Cunard chief quits after QE2 fiasco

Tom Stevenson reports on the changes at the shipping line which faces huge compensation claims

The chief executive of Cunard walked the plank yesterday, taking responsibility for the QE2's Christmas "cruise from hell" which has cost the liner's owner, Trafalgar House, at least pounds 7.5m in compensation payouts.

John Olsen leaves the company with an unspecified payout at the end of May, to be replaced by Peter Ward, the former head of Rolls-Royce, who left the luxury car maker in February in protest at an engine design deal with BMW of Germany.

Mr Olsen was on a two-year contract with an option to renew for a further 12 months. His pay-off is expected to include a relocation allowance to return from the United States, where he moved in 1993 to take control of the struggling cruise line business.

Nigel Rich, chief executive of Trafalgar House, said Mr Olsen's departure was only partly a consequence of the QE2 fiasco. He had also failed to turn around Cunard, which had suffered from years of under-investment and made a pounds 14m loss in the half-year to March.

It was a bungled attempt to catch up on more successful rivals such as P&O, that led to the public relations nightmare at Christmas when hundreds of passengers were joined on a sailing from Southampton to New York by 2,000 workers struggling to complete a pounds 30m refit of the flagship cruise liner.

Many passengers missed out on the cruise altogether, although most of those who did travel wished they had not. Those who made the transatlantic crossing complained of "Niagaras" of dirty water in the lavatories, corridors blocked by "unsecured materials" and a fenced off swimming pool.

Although Cunard has set aside pounds 7.5m to cover a compensation package, including full refunds, offers of another cruise and spending money, the company still faces a $50m (pounds 31.6m) lawsuit in New York, filed by 120 passengers who claim they were exposed to asbestos during the ill-fated voyage. The action, which could drag on for years if it is not settled out-of-court, calls for individual settlements of $100,000 per passenger. A fund must also be set up against any future health problems and the cost of medical checks.

Passengers are claiming that they suffered "physical injury and emotional distress" because the ship was allowed to sail with several escape routes blocked and some safety doors missing or not working. Since the debacle a number of highly placed staff within Cunard have said it was plain that the ship was not ready for service when she reached Southampton from Germany for her rededication.

The compensation provision was just one of a string of recent disasters for Trafalgar House, the owner of the Ritz Hotel, which yesterday announced a pounds 48m loss.

The company caused a furore at the end of last year when it launched a hostile bid for Northern Electric. It was the first time that one of the formerly privatised utilities had been bid for.

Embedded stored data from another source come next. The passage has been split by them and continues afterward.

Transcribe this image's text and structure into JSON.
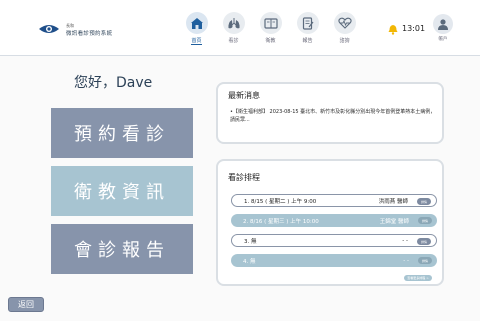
{
  "header": {
    "brand_small": "長和",
    "brand_main": "微訊看診預約系統",
    "nav": [
      {
        "label": "首頁",
        "icon": "home-icon"
      },
      {
        "label": "看診",
        "icon": "lungs-icon"
      },
      {
        "label": "衛教",
        "icon": "book-icon"
      },
      {
        "label": "報告",
        "icon": "report-icon"
      },
      {
        "label": "諮詢",
        "icon": "heart-pulse-icon"
      }
    ],
    "time": "13:01",
    "account_label": "帳戶"
  },
  "greeting": "您好，Dave",
  "buttons": {
    "appointment": "預約看診",
    "education": "衛教資訊",
    "report": "會診報告"
  },
  "news": {
    "title": "最新消息",
    "text": "•【衛生福利部】 2023-08-15 臺北市、新竹市及彰化縣分別出現今年首例登革熱本土病例，請民眾..."
  },
  "schedule": {
    "title": "看診排程",
    "rows": [
      {
        "text": "1. 8/15 ( 星期二 ) 上午 9:00",
        "doctor": "洪雨燕 醫師",
        "action": "詳情"
      },
      {
        "text": "2. 8/16 ( 星期三 ) 上午 10:00",
        "doctor": "王錦堂 醫師",
        "action": "詳情"
      },
      {
        "text": "3. 無",
        "doctor": "- -",
        "action": "詳情"
      },
      {
        "text": "4. 無",
        "doctor": "- -",
        "action": "詳情"
      }
    ],
    "more_label": "查看更多排程 >"
  },
  "back_label": "返回",
  "colors": {
    "slate": "#8794ab",
    "light_blue": "#a7c4d1",
    "accent": "#1f5f9e"
  }
}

When Northern attempted to fend off Trafalgar's attentions by offering to pay more than pounds 500m back to shareholders, the industry regulator, Professor Stephen Littlechild, decided to take a fresh look at the companies' profits, sending shares plunging on the stock market.

Mr Rich said Cunard was confident of its case in the $50m litigation, but he admitted that the company would have to do more "to avoid the silly things that have happened".

Cunard's new boss has a background in service industry marketing, having worked at the Mandarin hotel group in Hong Kong, which like Trafalgar House is now part of the Jardine Matheson trading empire.